亡くなられた方が不動産をお持ちだった場合、法務局に申請をして所有権移転の登記を行います。
登記をせず被相続人名義のままにしておくと、売却や担保設定ができません。

相続のために行う不動産の登記を「相続登記」といいます。
遺産分割協議が終わるまでは、相続人全員が共有していることになります。
そのため、遺産分割の話し合いがまとまったら、誰がどのように承継するのかを登記する必要があります。

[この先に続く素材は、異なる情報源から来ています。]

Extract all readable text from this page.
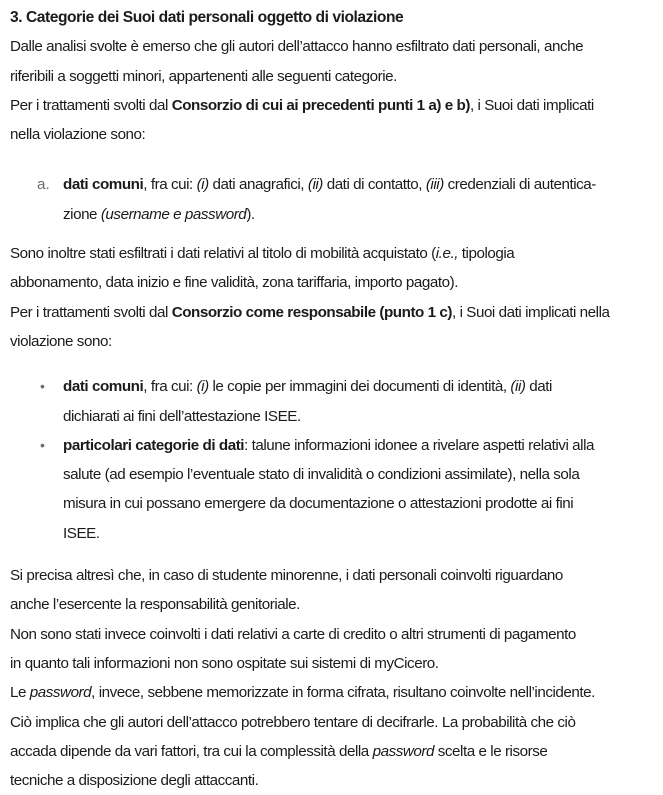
3. Categorie dei Suoi dati personali oggetto di violazione
Dalle analisi svolte è emerso che gli autori dell’attacco hanno esfiltrato dati personali, anche
riferibili a soggetti minori, appartenenti alle seguenti categorie.
Per i trattamenti svolti dal Consorzio di cui ai precedenti punti 1 a) e b), i Suoi dati implicati
nella violazione sono:
a. dati comuni, fra cui: (i) dati anagrafici, (ii) dati di contatto, (iii) credenziali di autentica-
zione (username e password).
Sono inoltre stati esfiltrati i dati relativi al titolo di mobilità acquistato (i.e., tipologia
abbonamento, data inizio e fine validità, zona tariffaria, importo pagato).
Per i trattamenti svolti dal Consorzio come responsabile (punto 1 c), i Suoi dati implicati nella
violazione sono:
• dati comuni, fra cui: (i) le copie per immagini dei documenti di identità, (ii) dati
dichiarati ai fini dell’attestazione ISEE.
• particolari categorie di dati: talune informazioni idonee a rivelare aspetti relativi alla
salute (ad esempio l’eventuale stato di invalidità o condizioni assimilate), nella sola
misura in cui possano emergere da documentazione o attestazioni prodotte ai fini
ISEE.
Si precisa altresì che, in caso di studente minorenne, i dati personali coinvolti riguardano
anche l’esercente la responsabilità genitoriale.
Non sono stati invece coinvolti i dati relativi a carte di credito o altri strumenti di pagamento
in quanto tali informazioni non sono ospitate sui sistemi di myCicero.
Le password, invece, sebbene memorizzate in forma cifrata, risultano coinvolte nell’incidente.
Ciò implica che gli autori dell’attacco potrebbero tentare di decifrarle. La probabilità che ciò
accada dipende da vari fattori, tra cui la complessità della password scelta e le risorse
tecniche a disposizione degli attaccanti.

しかし、話し合いがまとまらず、共有状態のままで長年登記をしないで放置しておいた場合、もしその後の相続人が不動産を処分する場合に問題となるおそれがあります。共有状態の場合、売却などには共有者全員の同意が必要となるため、相続人はまずその不動産の共有者を洗い出し、交渉しなければならなくなってしまいます。

共有者が数人ならばさほど問題ないかもしれませんが、長年にわたって放置していた場合には他の共有者が既に亡くなってしまっており、さらにその相続人と交渉しなければならない状況にもなりかねず、非常に手間が掛かります。
このような状況に陥ってしまうと、何十人もの相続人との交渉が必要になる可能性がありますので気をつけましょう。